The system helps Google deal with the 15 percent of queries a day it gets which its systems have never seen before, he said.

For example, it’s adept at dealing with ambiguous queries, like,
“What’s the title of the consumer at the highest level of a food chain?”

Rank brain is breaking down the clauses in the question to find the criteria for the answer:

What’s the title (that’s the basic query)
of the consumer (criteria on which title)
of a food chain (criteria on which consumer)
at the highest level (criteria on which level of a food chain)

Then rank brain is looking for sentences with clauses that meet those criteria.

Acceptable Answers to the question are:

tertiary consumer
quaternary consumer
apex predators
predators
carnivores

The most common accepted answer appears to be “predators”

If you look at the results for the example they provide one of the page one results is OFF TOPIC… but it demonstrates the value of a high PR page with an exact match of the question in the main content but no answer:

Above that in the #2 spot is a result with the most common answer.

Google knew to make “predators” bold. They know to treat it like a keyword match.

This is likely what rank brain is… on a question query it folds in the likely answer to the question as one of the search term matches to count as a hit.

The pages with the exact match question and no answer ranked lower than the pages with the generally accepted correct answer.

The second result clearly states: “At the top of the levels are predators” with predators put in bold. Google knowing to make predators bold IS the evidence that what I am describing is in fact happening in some fashion behind the scenes.

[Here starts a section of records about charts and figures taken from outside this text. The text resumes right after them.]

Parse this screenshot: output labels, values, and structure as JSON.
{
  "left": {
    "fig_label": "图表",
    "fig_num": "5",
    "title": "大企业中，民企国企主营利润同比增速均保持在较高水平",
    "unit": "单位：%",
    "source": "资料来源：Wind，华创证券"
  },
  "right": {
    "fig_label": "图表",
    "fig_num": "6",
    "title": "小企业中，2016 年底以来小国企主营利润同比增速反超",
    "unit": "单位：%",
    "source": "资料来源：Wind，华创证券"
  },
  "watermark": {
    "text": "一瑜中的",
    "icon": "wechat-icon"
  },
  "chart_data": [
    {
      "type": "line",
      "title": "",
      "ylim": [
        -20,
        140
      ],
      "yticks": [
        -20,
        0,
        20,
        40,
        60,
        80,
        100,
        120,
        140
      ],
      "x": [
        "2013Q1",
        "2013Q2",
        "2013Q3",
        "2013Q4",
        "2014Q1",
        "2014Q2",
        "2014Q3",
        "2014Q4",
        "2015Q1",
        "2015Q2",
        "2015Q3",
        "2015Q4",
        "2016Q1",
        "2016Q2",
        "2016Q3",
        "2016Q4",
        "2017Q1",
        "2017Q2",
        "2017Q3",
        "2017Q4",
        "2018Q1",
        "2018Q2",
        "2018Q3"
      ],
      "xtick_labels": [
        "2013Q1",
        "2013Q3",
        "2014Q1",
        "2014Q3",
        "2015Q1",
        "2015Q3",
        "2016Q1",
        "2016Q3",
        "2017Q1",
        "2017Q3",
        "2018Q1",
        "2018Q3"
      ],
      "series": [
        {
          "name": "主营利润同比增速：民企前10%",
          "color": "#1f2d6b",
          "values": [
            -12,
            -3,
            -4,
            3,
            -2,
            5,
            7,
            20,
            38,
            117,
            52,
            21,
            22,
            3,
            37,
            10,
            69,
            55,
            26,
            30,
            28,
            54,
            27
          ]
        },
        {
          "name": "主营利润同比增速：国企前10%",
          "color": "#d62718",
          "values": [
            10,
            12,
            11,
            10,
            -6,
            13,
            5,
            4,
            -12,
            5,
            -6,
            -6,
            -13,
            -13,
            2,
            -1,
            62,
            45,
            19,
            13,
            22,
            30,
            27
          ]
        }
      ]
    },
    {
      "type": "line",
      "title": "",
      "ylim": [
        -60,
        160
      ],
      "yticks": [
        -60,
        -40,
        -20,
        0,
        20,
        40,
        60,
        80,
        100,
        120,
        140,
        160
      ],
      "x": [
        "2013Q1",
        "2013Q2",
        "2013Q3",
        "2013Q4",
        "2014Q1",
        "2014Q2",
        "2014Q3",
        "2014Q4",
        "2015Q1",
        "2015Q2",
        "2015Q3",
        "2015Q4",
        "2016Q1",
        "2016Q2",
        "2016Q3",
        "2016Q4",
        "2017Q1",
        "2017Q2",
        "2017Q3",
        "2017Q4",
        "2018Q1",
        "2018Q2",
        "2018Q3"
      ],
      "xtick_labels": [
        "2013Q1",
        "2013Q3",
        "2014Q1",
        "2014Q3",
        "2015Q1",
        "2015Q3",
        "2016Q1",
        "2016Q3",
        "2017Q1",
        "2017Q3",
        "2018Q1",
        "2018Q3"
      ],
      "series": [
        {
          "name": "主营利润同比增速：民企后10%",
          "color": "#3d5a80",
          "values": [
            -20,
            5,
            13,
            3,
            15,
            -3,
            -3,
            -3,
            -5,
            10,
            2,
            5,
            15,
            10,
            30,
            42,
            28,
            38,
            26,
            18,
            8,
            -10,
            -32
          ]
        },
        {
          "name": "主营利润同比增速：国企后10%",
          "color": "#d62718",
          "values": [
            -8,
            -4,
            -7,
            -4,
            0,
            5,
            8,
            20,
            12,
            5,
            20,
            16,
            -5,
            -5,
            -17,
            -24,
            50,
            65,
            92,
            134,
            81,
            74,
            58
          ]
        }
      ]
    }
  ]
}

So if you want to rank well for question and answer format you need both the question and the answer on the page. You probably want to mark them up with shema.org markup.
An optimized sentence answer to the question might perform better than just a simple answer like:

“Apex predators are the consumer at the highest level of a food chain.”

Specificity probably helps your answer score. But I haven’t tested this. I’m just making assumptions about the observations that we now know to be true.

You probably want to make sure that your answer is in agreement with the generally accepted answer.

Google’s AI is probably finding all the variations of the same question and all the variations of the same answer and using the one’s with the most agreement as the “correct” answer.

There is more evidence that what I am describing is happening. Midway down the page Google displays a “People Also Ask” block of similar questions:

Google has to understand what makes questions similar and that takes NLP.

The article goes on to say “In the few months it has been deployed, RankBrain has become the third-most important signal contributing to the result of a search query”

“Google search engineers, who spend their days crafting the algorithms that underpin the search software, were asked to eyeball some pages and guess which they thought Google’s search engine technology would rank on top.”

“While the humans guessed correctly 70 percent of the time, RankBrain had an 80 percent success rate.”

“Typical Google users agree. In experiments, the company found that turning off this feature “would be as damaging to users as forgetting to serve half the pages on Wikipedia,”

This makes sense because pages with the correct answer to your question are typically much more useful than pages without the correct answer.